The Grand Traverse County Planning Commission has voted 4-3 to remove references to greenhouse gases from the county’s plan for energy savings and climate action to indicate their disbelief in climate change induced by human activities.
“My issue is from a local board level I don’t want to lend any legitimacy to something I see as a fraud on this county,” Commissioner Jason Gillman told the Traverse City Record Eagle.
“I think we are being sold a bill of goods on that and I’m not drinking the global warming Kool-Aid,” Commissioner David Bieganowski, a local attorney and Green Lake township trustee told the paper.
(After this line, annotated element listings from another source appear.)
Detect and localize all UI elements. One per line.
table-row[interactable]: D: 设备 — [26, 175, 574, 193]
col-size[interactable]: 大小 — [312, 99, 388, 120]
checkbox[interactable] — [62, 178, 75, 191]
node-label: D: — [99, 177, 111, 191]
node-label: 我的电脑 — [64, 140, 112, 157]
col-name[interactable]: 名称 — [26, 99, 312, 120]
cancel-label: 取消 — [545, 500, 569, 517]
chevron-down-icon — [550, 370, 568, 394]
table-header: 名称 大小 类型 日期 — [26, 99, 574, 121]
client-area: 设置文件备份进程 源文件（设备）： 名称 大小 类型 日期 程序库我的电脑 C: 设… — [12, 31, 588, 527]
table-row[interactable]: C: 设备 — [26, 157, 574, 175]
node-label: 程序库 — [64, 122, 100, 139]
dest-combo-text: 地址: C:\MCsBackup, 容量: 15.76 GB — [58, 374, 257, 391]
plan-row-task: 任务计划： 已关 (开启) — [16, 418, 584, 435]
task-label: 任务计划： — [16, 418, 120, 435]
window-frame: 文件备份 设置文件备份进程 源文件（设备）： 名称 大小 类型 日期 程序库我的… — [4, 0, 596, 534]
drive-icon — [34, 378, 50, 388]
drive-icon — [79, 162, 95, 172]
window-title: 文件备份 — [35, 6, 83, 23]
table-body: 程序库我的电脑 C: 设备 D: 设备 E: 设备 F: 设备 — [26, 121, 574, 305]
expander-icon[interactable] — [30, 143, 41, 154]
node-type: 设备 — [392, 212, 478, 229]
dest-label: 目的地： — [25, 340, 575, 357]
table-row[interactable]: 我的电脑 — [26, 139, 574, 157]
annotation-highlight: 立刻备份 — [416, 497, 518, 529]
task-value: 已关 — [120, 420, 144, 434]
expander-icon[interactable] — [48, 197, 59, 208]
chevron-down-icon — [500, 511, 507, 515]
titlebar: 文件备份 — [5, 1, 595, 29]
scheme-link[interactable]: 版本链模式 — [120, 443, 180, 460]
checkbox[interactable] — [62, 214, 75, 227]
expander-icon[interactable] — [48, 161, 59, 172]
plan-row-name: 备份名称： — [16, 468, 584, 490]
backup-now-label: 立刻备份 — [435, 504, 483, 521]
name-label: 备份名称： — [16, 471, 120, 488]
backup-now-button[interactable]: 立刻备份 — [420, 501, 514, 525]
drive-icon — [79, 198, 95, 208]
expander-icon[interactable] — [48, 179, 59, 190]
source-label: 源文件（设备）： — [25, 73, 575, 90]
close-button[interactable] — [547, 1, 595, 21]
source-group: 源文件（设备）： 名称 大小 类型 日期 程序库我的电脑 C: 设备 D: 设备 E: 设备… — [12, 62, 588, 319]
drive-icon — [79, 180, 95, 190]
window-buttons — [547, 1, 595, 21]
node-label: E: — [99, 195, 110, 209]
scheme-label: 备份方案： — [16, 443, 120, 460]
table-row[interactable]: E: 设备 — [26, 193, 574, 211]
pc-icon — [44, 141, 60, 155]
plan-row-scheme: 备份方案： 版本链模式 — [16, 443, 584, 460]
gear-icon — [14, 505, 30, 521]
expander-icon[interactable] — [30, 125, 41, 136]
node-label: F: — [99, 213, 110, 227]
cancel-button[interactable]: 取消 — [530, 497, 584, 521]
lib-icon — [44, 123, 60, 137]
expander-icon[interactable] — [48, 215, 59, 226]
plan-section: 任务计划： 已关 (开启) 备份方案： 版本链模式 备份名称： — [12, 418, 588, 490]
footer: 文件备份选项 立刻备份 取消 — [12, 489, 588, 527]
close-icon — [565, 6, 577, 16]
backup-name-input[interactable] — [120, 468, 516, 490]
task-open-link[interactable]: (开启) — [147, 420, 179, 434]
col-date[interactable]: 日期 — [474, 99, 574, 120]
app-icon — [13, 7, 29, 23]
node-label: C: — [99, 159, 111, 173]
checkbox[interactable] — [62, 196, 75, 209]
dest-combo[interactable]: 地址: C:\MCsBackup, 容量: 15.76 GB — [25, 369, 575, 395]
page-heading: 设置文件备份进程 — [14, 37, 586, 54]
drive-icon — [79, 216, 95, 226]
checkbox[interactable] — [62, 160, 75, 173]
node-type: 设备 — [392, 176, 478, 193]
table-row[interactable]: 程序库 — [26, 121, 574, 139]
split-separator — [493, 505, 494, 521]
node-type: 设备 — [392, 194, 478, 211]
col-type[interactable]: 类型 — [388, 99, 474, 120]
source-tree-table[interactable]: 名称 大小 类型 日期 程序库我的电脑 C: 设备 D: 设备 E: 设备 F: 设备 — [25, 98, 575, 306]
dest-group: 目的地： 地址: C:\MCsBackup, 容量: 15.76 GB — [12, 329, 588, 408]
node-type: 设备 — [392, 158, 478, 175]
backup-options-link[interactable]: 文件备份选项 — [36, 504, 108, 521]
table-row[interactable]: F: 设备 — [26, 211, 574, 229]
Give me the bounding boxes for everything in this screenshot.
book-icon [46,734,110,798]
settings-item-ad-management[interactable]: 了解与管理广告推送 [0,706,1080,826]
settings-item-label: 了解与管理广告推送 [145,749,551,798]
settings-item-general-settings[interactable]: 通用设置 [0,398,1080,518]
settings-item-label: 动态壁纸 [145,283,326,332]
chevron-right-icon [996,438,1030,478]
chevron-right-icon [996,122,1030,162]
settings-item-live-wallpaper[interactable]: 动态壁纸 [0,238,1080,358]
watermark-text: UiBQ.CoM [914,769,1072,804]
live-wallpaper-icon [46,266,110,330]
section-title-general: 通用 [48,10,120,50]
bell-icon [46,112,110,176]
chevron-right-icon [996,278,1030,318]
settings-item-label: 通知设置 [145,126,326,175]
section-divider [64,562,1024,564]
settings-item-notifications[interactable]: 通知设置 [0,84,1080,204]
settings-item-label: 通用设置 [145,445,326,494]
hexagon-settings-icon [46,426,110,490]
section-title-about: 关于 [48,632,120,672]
Local officials don’t need to go to the polar ice caps to see evidence of global warming, said [Henry N. Pollack, Univeristy of Michigan professor of geophysics, emeritus], who pointed to Grand Traverse Bay as proof.
Records of ice cover have been kept since the mid-19th century that indicate the bay used to freeze over on average seven out of every ten years. In the 1990’s, it froze three times, and in the first decade of the 21st century it froze twice. The average length of the freeze has been trimmed by 35 days.
Though the majority on the commission deny that humans cause climate change, the group has recommended that the county speed up its implementation of the energy saving measures recommended in the climate action plan because reducing energy use will save the county money.